(April 9, 2018) – A generous grant from Joan and Stanford Alexander is funding specialized fellowships at UTHealth’s Jane and Robert Cizik School of Nursing for undergraduate nursing students each fall and spring semester. Recipients chosen for the Joan and Stanford Alexander Fellowship in Intellectual and Developmental Disabilities are awarded $2,500 each and participate in a one-semester, two credit hour program of co-curricular study.
The first four participants all are second-semester Pacesetter B.S.N. students with a 3.5 grade point average or better and have personal motivations for applying for the fellowship:
- Belle MacFarlane – a Rice University summa cum laude graduate with a bachelor's degree in Sports Medicine and Psychology (double major), where she also was a standout on the track and field team. MacFarlane credits UTHealth Professor of Biomedical Informatics Lex Frieden for teaching her that “Disability may impact a person, but it does not become the person – a lesson I must hold close to my heart as a future nurse.” She says she applied for the Joan and Stanford Alexander Fellowship in Intellectual and Developmental Disabilities “because I want my biases to be broken and to experience what I don’t know.”
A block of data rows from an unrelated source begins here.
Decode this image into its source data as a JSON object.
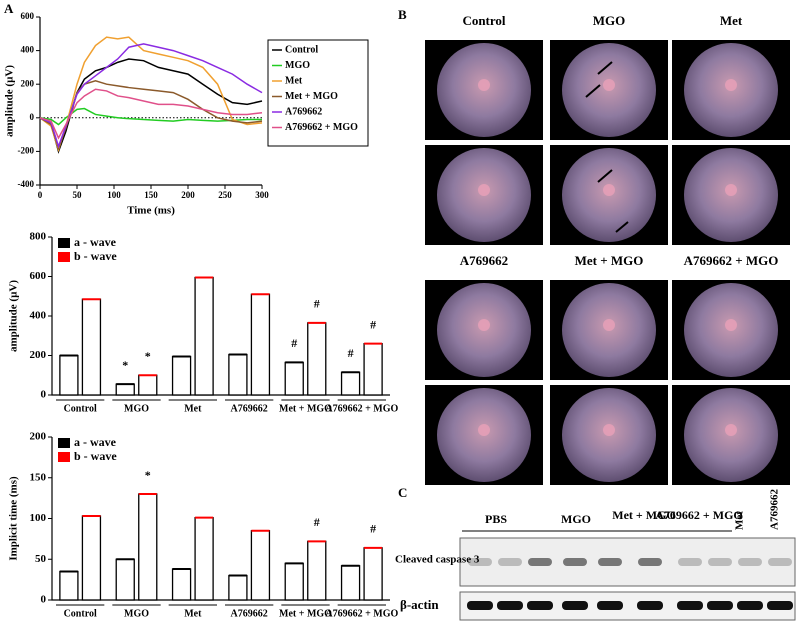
{
  "panel_labels": [
    "A",
    "B",
    "C"
  ],
  "chart_data": [
    {
      "type": "line",
      "xlabel": "Time (ms)",
      "ylabel": "amplitude (µV)",
      "x": [
        0,
        15,
        25,
        35,
        50,
        60,
        75,
        90,
        105,
        120,
        140,
        160,
        180,
        200,
        220,
        240,
        260,
        280,
        300
      ],
      "xlim": [
        0,
        300
      ],
      "xticks": [
        0,
        50,
        100,
        150,
        200,
        250,
        300
      ],
      "ylim": [
        -400,
        600
      ],
      "yticks": [
        -400,
        -200,
        0,
        200,
        400,
        600
      ],
      "series": [
        {
          "name": "Control",
          "color": "#000000",
          "values": [
            0,
            -40,
            -200,
            -80,
            150,
            230,
            280,
            300,
            330,
            350,
            340,
            300,
            280,
            260,
            200,
            140,
            90,
            80,
            100
          ]
        },
        {
          "name": "MGO",
          "color": "#22cc22",
          "values": [
            0,
            -10,
            -40,
            0,
            50,
            55,
            20,
            10,
            0,
            -5,
            -10,
            -15,
            -20,
            -10,
            -15,
            -20,
            -15,
            -10,
            -10
          ]
        },
        {
          "name": "Met",
          "color": "#f0a030",
          "values": [
            0,
            -50,
            -190,
            -50,
            200,
            330,
            430,
            480,
            470,
            480,
            400,
            380,
            360,
            340,
            300,
            200,
            -10,
            -40,
            -30
          ]
        },
        {
          "name": "Met + MGO",
          "color": "#8b5a2b",
          "values": [
            0,
            -40,
            -180,
            -60,
            150,
            200,
            220,
            200,
            190,
            180,
            170,
            160,
            150,
            110,
            50,
            0,
            -20,
            -30,
            -20
          ]
        },
        {
          "name": "A769662",
          "color": "#8a2be2",
          "values": [
            0,
            -30,
            -170,
            -50,
            140,
            200,
            250,
            300,
            350,
            420,
            440,
            420,
            400,
            370,
            340,
            300,
            260,
            200,
            150
          ]
        },
        {
          "name": "A769662 + MGO",
          "color": "#e0508a",
          "values": [
            0,
            -20,
            -120,
            -40,
            90,
            130,
            170,
            160,
            130,
            120,
            100,
            80,
            80,
            70,
            50,
            30,
            20,
            20,
            30
          ]
        }
      ]
    },
    {
      "type": "bar",
      "ylabel": "amplitude (µV)",
      "categories": [
        "Control",
        "MGO",
        "Met",
        "A769662",
        "Met + MGO",
        "A769662 + MGO"
      ],
      "ylim": [
        0,
        800
      ],
      "yticks": [
        0,
        200,
        400,
        600,
        800
      ],
      "series": [
        {
          "name": "a - wave",
          "color": "#000000",
          "values": [
            200,
            55,
            195,
            205,
            165,
            115
          ]
        },
        {
          "name": "b - wave",
          "color": "#ff0000",
          "values": [
            485,
            100,
            595,
            510,
            365,
            260
          ]
        }
      ],
      "annotations": [
        {
          "text": "*",
          "category": 1,
          "series": 0
        },
        {
          "text": "*",
          "category": 1,
          "series": 1
        },
        {
          "text": "#",
          "category": 4,
          "series": 0
        },
        {
          "text": "#",
          "category": 4,
          "series": 1
        },
        {
          "text": "#",
          "category": 5,
          "series": 0
        },
        {
          "text": "#",
          "category": 5,
          "series": 1
        }
      ]
    },
    {
      "type": "bar",
      "ylabel": "Implicit time (ms)",
      "categories": [
        "Control",
        "MGO",
        "Met",
        "A769662",
        "Met + MGO",
        "A769662 + MGO"
      ],
      "ylim": [
        0,
        200
      ],
      "yticks": [
        0,
        50,
        100,
        150,
        200
      ],
      "series": [
        {
          "name": "a - wave",
          "color": "#000000",
          "values": [
            35,
            50,
            38,
            30,
            45,
            42
          ]
        },
        {
          "name": "b - wave",
          "color": "#ff0000",
          "values": [
            103,
            130,
            101,
            85,
            72,
            64
          ]
        }
      ],
      "annotations": [
        {
          "text": "*",
          "category": 1,
          "series": 1
        },
        {
          "text": "#",
          "category": 4,
          "series": 1
        },
        {
          "text": "#",
          "category": 5,
          "series": 1
        }
      ]
    }
  ],
  "fundus": {
    "labels": [
      "Control",
      "MGO",
      "Met",
      "A769662",
      "Met + MGO",
      "A769662 + MGO"
    ]
  },
  "blot": {
    "lanes": [
      "PBS",
      "MGO",
      "Met + MGO",
      "A769662 + MGO",
      "Met",
      "A769662"
    ],
    "rows": [
      "Cleaved caspase 3",
      "β-actin"
    ]
  }
}
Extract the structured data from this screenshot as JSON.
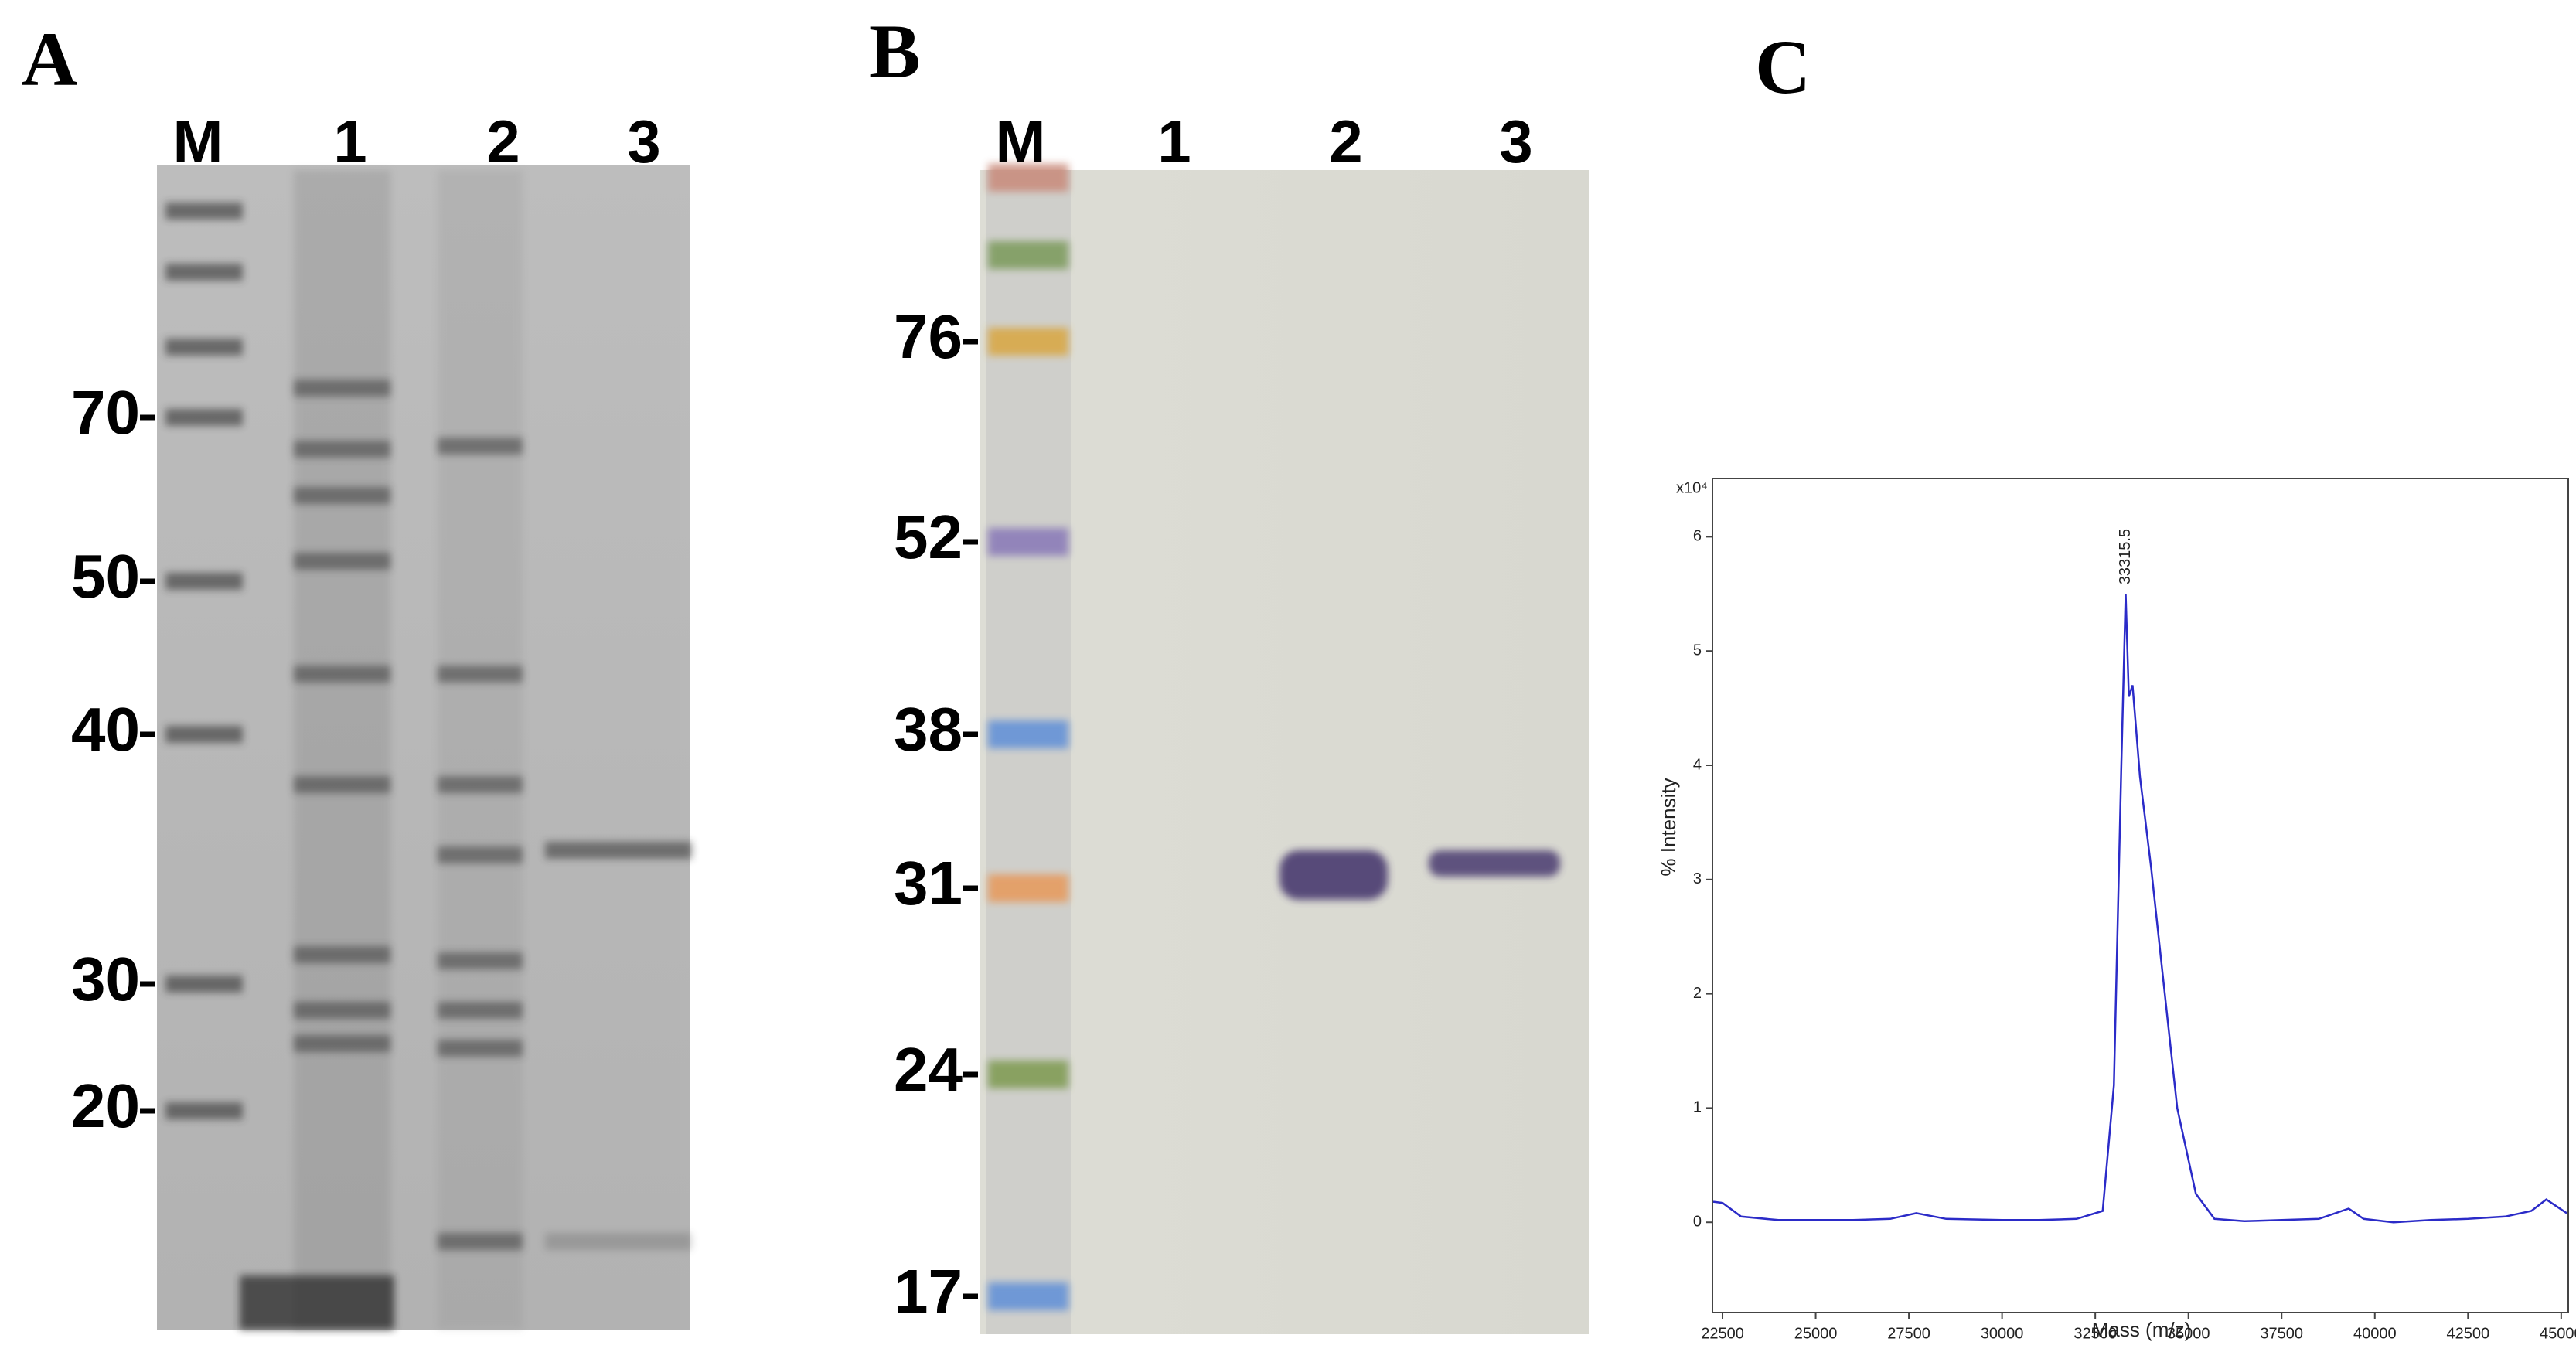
{
  "panels": [
    {
      "label": "A",
      "lanes": [
        "M",
        "1",
        "2",
        "3"
      ],
      "markers": [
        70,
        50,
        40,
        30,
        20
      ]
    },
    {
      "label": "B",
      "lanes": [
        "M",
        "1",
        "2",
        "3"
      ],
      "markers": [
        76,
        52,
        38,
        31,
        24,
        17
      ]
    }
  ],
  "chart_data": {
    "type": "line",
    "panel_label": "C",
    "x_label": "Mass (m/z)",
    "y_label": "% Intensity",
    "y_multiplier": "x10⁴",
    "peak_label": "33315.5",
    "color": "#2b2bc8",
    "xlim": [
      22230,
      45190
    ],
    "xticks": [
      22500,
      25000,
      27500,
      30000,
      32500,
      35000,
      37500,
      40000,
      42500,
      45000
    ],
    "ylim": [
      -0.79,
      6.51
    ],
    "yticks": [
      0,
      1,
      2,
      3,
      4,
      5,
      6
    ],
    "x": [
      22250,
      22500,
      23000,
      24000,
      25000,
      26000,
      27000,
      27700,
      28500,
      30000,
      31000,
      32000,
      32700,
      33000,
      33200,
      33315.5,
      33400,
      33500,
      33700,
      34000,
      34300,
      34700,
      35200,
      35700,
      36500,
      37500,
      38500,
      39300,
      39700,
      40500,
      41500,
      42500,
      43500,
      44200,
      44600,
      45150
    ],
    "values": [
      0.18,
      0.17,
      0.05,
      0.02,
      0.02,
      0.02,
      0.03,
      0.08,
      0.03,
      0.02,
      0.02,
      0.03,
      0.1,
      1.2,
      4.0,
      5.5,
      4.6,
      4.7,
      3.9,
      3.1,
      2.2,
      1.0,
      0.25,
      0.03,
      0.01,
      0.02,
      0.03,
      0.12,
      0.03,
      0.0,
      0.02,
      0.03,
      0.05,
      0.1,
      0.2,
      0.08
    ]
  }
}
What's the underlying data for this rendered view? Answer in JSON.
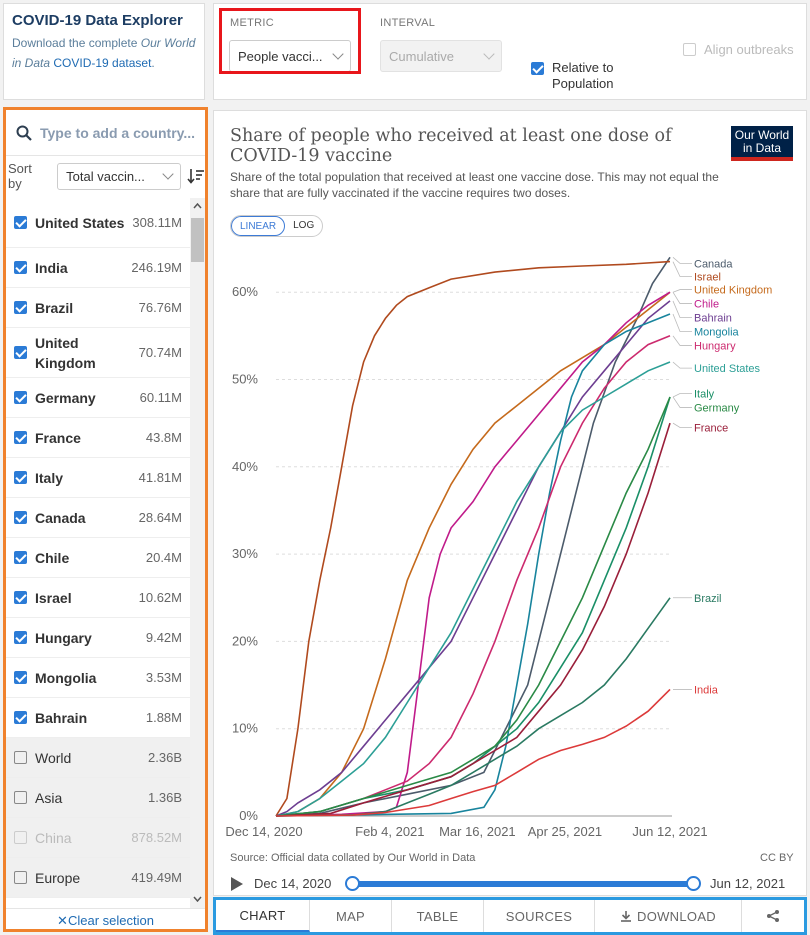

- Kayleigh Lamphere – previously attended Oklahoma State University as an honor roll student who studied Biological Science before coming to UTHealth to attain a bachelor’s degree in nursing. She was attracted to the communication challenges and interdisciplinary teamwork required of serving “a new and fascinating patient population.” Lamphere says: “In the field of developmental disability nursing, you get the opportunity to not only motivate others, but to see them grow over the time spent working with them.”
- Bianca Maciel – fluent in both Portuguese and Spanish, with an Associate of Applied Science (A.A.S.) degree from Wharton County Junior College, she says she was attracted to the fellowship: “Because I feel the need to connect to patients in a holistic level, and I believe that I need to have profound experience with one's intellectual level and development, in order to make accurate diagnosis and deliver the best care possible.”
- Amber Carter – graduated cum laude from Texas A&M University with a Bachelor of Science in Health and has extensive experience as a volunteer with Project Sunshine and Global Medical Brigades. She says: “My experience with individuals with cognitive and intellectual disabilities has opened up a whole new area of interest in health care. I think that these individuals require nurses who are focused on the integration of mind, body and spirit into their care.”
“At completion of the program, Fellowship recipients will be able to demonstrate delivery of competent care for People with Disabilities – across the life span,” says Allison P. Edwards, Dr.P.H., M.S., R.N., who is the program coordinator and an assistant professor in the Department of Nursing Systems.
The fellowship includes 90 hours of clinical and enrichment activities fulfilled as independent study. The fellows rotate through various primary, acute and community care sites while working with interdisciplinary professionals. They will take part in multidisciplinary rounds and present clinical case studies during debriefing conferences.
“Fellows were exposed to one of the most vulnerable populations: individuals (adult and children) with intellectual and developmental disabilities,” said Edwards. “Disabilities included but were not limited to cerebral palsy, down syndrome, spina bifida, autism, cleft lip/palate, sensory/visual and physical disabilities and spinal cord injuries.”
Clinical locations included: The Transition Medicine Clinic at Baylor College of Medicine and TIRR Memorial Hermann, providing health promotion activities and primary care interventions. Fellows also had enrichment and observation experiences at sites including Shriner’s Hospital, Rise School of Houston, Jewish Family Services’ Celebration Company, the Autism Center at Texas Children's Hospital and The Center.
Edwards is a member of the Developmental Disability Nursing Association and will serve as a member of the Texas Board of Nursing until January 2021.
Application links will be emailed to all to second-semester Pacesetter B.S.N. students at the start of the summer semester, along with the deadline to apply for the Fellowship in the fall 2018 semester.